"Damnit this attack wasn't supposed to actually succeed!" -- RecklessPrudence
It was supposed to be a feint. A sacrificial lamb to the slaughter. A potential method of getting rid of Lord Auditor Vorkosigan without allowing the blood to come near his hands.
What he didn't know - not until the Emperor himself told him shortly before his permanent exile in Camp Permafrost - was that Lord Miles Vorkosigan had a significant and classified history of commanding inferior forces against a superior enemy and winning.
He also never knew that Vorkosigan's trick for getting the Mercenaries to turn against their former employers and join his own small fleet was personal association with its current Admiral, back in his ImpSec days.
So it was with no small amount of shock and awe that Fleet Admiral Voritus watched his sacrificial lamb turn into a ravening lion that consumed at least eighty percent of his previous battle plan.

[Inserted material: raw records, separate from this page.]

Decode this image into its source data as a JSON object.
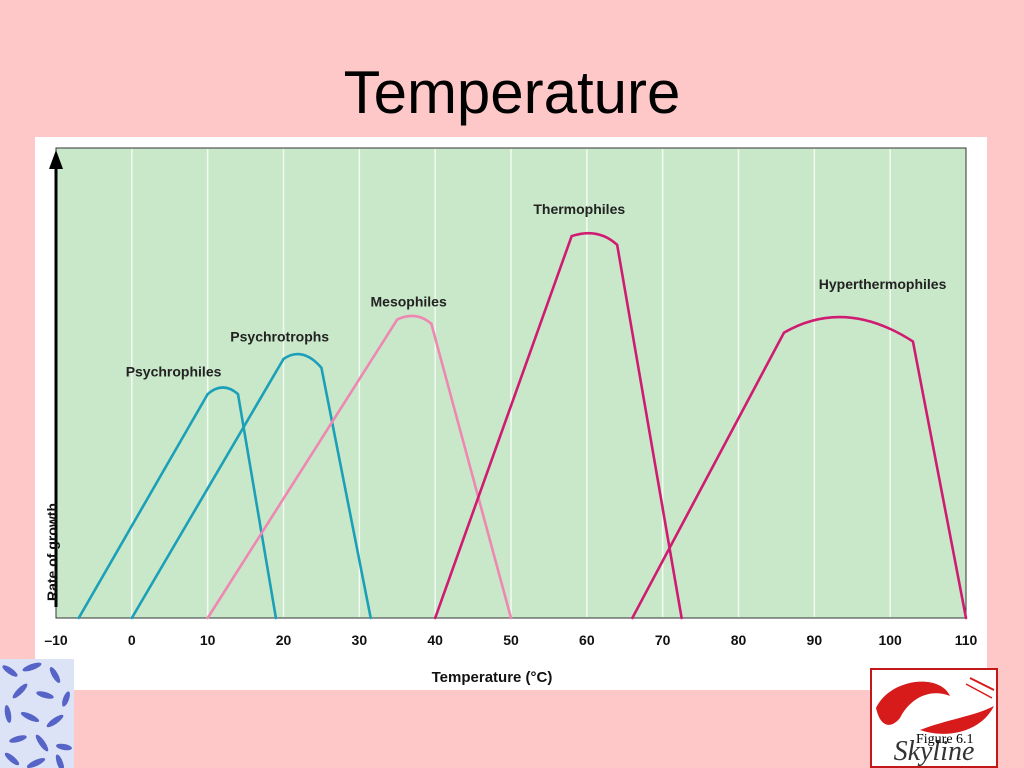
{
  "slide": {
    "title": "Temperature"
  },
  "figure_caption": "Figure 6.1",
  "logo_text": "Skyline",
  "colors": {
    "background": "#FFC8C8",
    "plot_area": "#C9E8C9",
    "teal": "#1C9FB8",
    "pink": "#EE88B3",
    "magenta": "#D01B72"
  },
  "chart_data": {
    "type": "line",
    "title": "",
    "xlabel": "Temperature (°C)",
    "ylabel": "Rate of growth",
    "xlim": [
      -10,
      110
    ],
    "ylim": [
      0,
      100
    ],
    "x_ticks": [
      -10,
      0,
      10,
      20,
      30,
      40,
      50,
      60,
      70,
      80,
      90,
      100,
      110
    ],
    "x_tick_labels": [
      "–10",
      "0",
      "10",
      "20",
      "30",
      "40",
      "50",
      "60",
      "70",
      "80",
      "90",
      "100",
      "110"
    ],
    "grid": "vertical",
    "legend": "none (curves labeled directly)",
    "series": [
      {
        "name": "Psychrophiles",
        "color": "#1C9FB8",
        "label_x": 5.5,
        "label_y": 55,
        "points": [
          [
            -7,
            0
          ],
          [
            10,
            51
          ],
          [
            12,
            54
          ],
          [
            14,
            51
          ],
          [
            19,
            0
          ]
        ]
      },
      {
        "name": "Psychrotrophs",
        "color": "#1C9FB8",
        "label_x": 19.5,
        "label_y": 63,
        "points": [
          [
            0,
            0
          ],
          [
            20,
            59
          ],
          [
            22.5,
            62
          ],
          [
            25,
            57
          ],
          [
            31.5,
            0
          ]
        ]
      },
      {
        "name": "Mesophiles",
        "color": "#EE88B3",
        "label_x": 36.5,
        "label_y": 71,
        "points": [
          [
            10,
            0
          ],
          [
            35,
            68
          ],
          [
            37.5,
            70
          ],
          [
            39.5,
            67
          ],
          [
            50,
            0
          ]
        ]
      },
      {
        "name": "Thermophiles",
        "color": "#D01B72",
        "label_x": 59,
        "label_y": 92,
        "points": [
          [
            40,
            0
          ],
          [
            58,
            87
          ],
          [
            61.5,
            89
          ],
          [
            64,
            85
          ],
          [
            72.5,
            0
          ]
        ]
      },
      {
        "name": "Hyperthermophiles",
        "color": "#D01B72",
        "label_x": 99,
        "label_y": 75,
        "points": [
          [
            66,
            0
          ],
          [
            86,
            65
          ],
          [
            94,
            73
          ],
          [
            103,
            63
          ],
          [
            110,
            0
          ]
        ]
      }
    ]
  }
}
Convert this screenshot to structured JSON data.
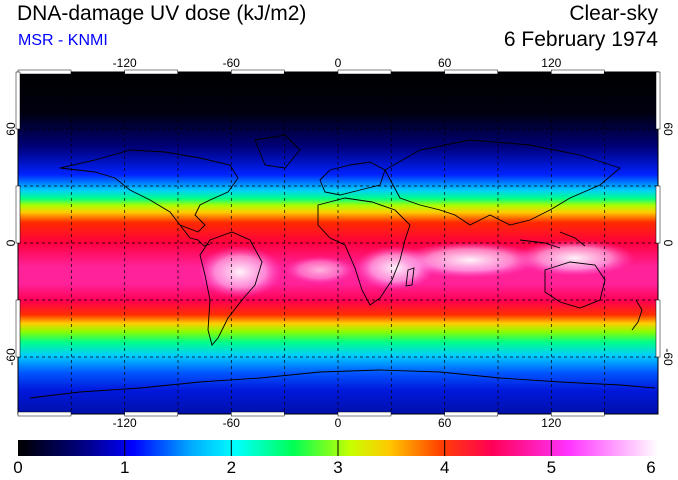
{
  "header": {
    "title": "DNA-damage UV dose (kJ/m2)",
    "subtitle": "MSR - KNMI",
    "subtitle_color": "#0000ff",
    "sky": "Clear-sky",
    "date": "6 February 1974"
  },
  "map": {
    "lon_labels": [
      "-120",
      "-60",
      "0",
      "60",
      "120"
    ],
    "lat_labels_left": [
      "60",
      "0",
      "-60"
    ],
    "lat_labels_right": [
      "60",
      "0",
      "-60"
    ],
    "gridlines": "dashed",
    "projection": "equirectangular"
  },
  "colorbar": {
    "labels": [
      "0",
      "1",
      "2",
      "3",
      "4",
      "5",
      "6"
    ],
    "min": 0,
    "max": 6,
    "colors": [
      "#000000",
      "#00007f",
      "#0000ff",
      "#00aaff",
      "#00ffff",
      "#00ff55",
      "#c8ff00",
      "#ffc800",
      "#ff4000",
      "#ff0055",
      "#ff33ff",
      "#ffffff"
    ]
  }
}
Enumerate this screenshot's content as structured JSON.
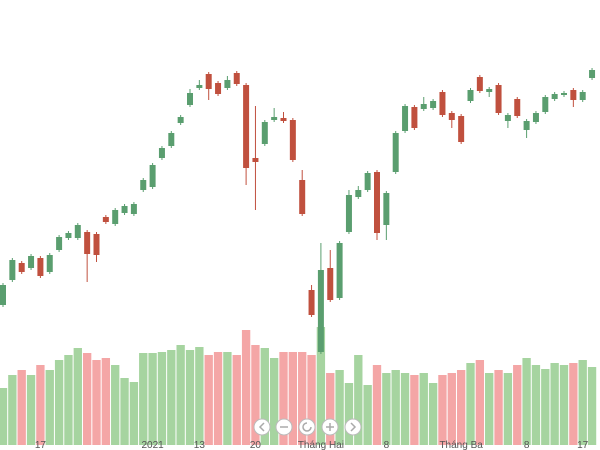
{
  "chart_data": {
    "type": "candlestick",
    "categories": [
      null,
      null,
      null,
      null,
      "17",
      null,
      null,
      null,
      null,
      null,
      null,
      null,
      null,
      null,
      null,
      null,
      "2021",
      null,
      null,
      null,
      null,
      "13",
      null,
      null,
      null,
      null,
      null,
      "20",
      null,
      null,
      null,
      null,
      null,
      null,
      "Tháng Hai",
      null,
      null,
      null,
      null,
      null,
      null,
      "8",
      null,
      null,
      null,
      null,
      null,
      null,
      null,
      "Tháng Ba",
      null,
      null,
      null,
      null,
      null,
      null,
      "8",
      null,
      null,
      null,
      null,
      null,
      "17",
      null
    ],
    "open": [
      95,
      120,
      137,
      132,
      142,
      128,
      150,
      162,
      162,
      168,
      166,
      183,
      176,
      187,
      186,
      210,
      213,
      242,
      254,
      277,
      295,
      312,
      326,
      317,
      312,
      327,
      315,
      242,
      256,
      280,
      282,
      280,
      220,
      110,
      48,
      132,
      102,
      168,
      203,
      210,
      228,
      175,
      228,
      269,
      293,
      291,
      292,
      308,
      287,
      284,
      299,
      323,
      308,
      315,
      279,
      301,
      270,
      278,
      288,
      301,
      305,
      310,
      300,
      322
    ],
    "high": [
      117,
      142,
      139,
      146,
      144,
      147,
      165,
      169,
      177,
      170,
      168,
      185,
      192,
      196,
      198,
      222,
      237,
      254,
      269,
      285,
      311,
      320,
      328,
      319,
      324,
      329,
      317,
      294,
      280,
      292,
      288,
      282,
      230,
      115,
      157,
      150,
      159,
      210,
      214,
      229,
      230,
      209,
      269,
      296,
      295,
      303,
      301,
      310,
      289,
      286,
      312,
      325,
      313,
      317,
      287,
      303,
      281,
      289,
      305,
      308,
      309,
      312,
      310,
      332
    ],
    "low": [
      93,
      118,
      126,
      130,
      122,
      126,
      148,
      160,
      160,
      118,
      138,
      176,
      174,
      185,
      184,
      208,
      211,
      240,
      252,
      275,
      293,
      310,
      300,
      304,
      310,
      314,
      215,
      190,
      254,
      278,
      277,
      238,
      184,
      83,
      46,
      98,
      100,
      166,
      201,
      208,
      160,
      160,
      226,
      267,
      270,
      289,
      290,
      283,
      272,
      256,
      297,
      307,
      303,
      285,
      272,
      282,
      262,
      276,
      286,
      299,
      303,
      293,
      298,
      320
    ],
    "close": [
      115,
      140,
      128,
      144,
      124,
      145,
      163,
      167,
      175,
      146,
      145,
      178,
      190,
      194,
      196,
      220,
      235,
      252,
      267,
      283,
      307,
      315,
      311,
      306,
      320,
      316,
      232,
      238,
      278,
      283,
      279,
      240,
      186,
      85,
      130,
      100,
      157,
      205,
      210,
      227,
      167,
      207,
      267,
      294,
      272,
      296,
      299,
      285,
      280,
      258,
      310,
      309,
      311,
      287,
      285,
      284,
      279,
      287,
      303,
      306,
      307,
      300,
      308,
      330
    ],
    "volume": [
      57,
      70,
      75,
      70,
      80,
      75,
      85,
      90,
      97,
      92,
      85,
      87,
      80,
      67,
      63,
      92,
      92,
      93,
      95,
      100,
      95,
      98,
      90,
      93,
      93,
      90,
      115,
      100,
      97,
      87,
      93,
      93,
      93,
      90,
      118,
      72,
      75,
      62,
      90,
      60,
      80,
      72,
      75,
      72,
      70,
      72,
      62,
      70,
      72,
      75,
      82,
      85,
      72,
      75,
      72,
      80,
      87,
      80,
      76,
      82,
      80,
      82,
      85,
      78
    ],
    "ylim": [
      40,
      340
    ],
    "volume_lim": [
      0,
      120
    ],
    "up_color": "#5a9e6f",
    "down_color": "#c0503e",
    "volume_up_color": "#a6d4a0",
    "volume_down_color": "#f4a6a6"
  }
}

And secured the rebelling colony with alarming rapidity and astonishingly low loss of life.
Voritus caught only the tiniest glimpse of who ImpSec called "The Little Admiral" before Vorkosigan resumed his Lord Auditor face to glare him down with Imperial Intent.
"No battle plan ever survives first contact with the enemy," said Vorkosigan. "And no battle plan ever works against two of them."
Which was an excellent summary of what the Emperor Gregor Vorbarra had to tell him, much later, during the very classified and covert debriefing. Just before his exile into the next best thing to Hell.
The Lord Auditor Vorkosigan recommended that he be appointed as Weather Officer. And sent him a crate of really cheap whiskey.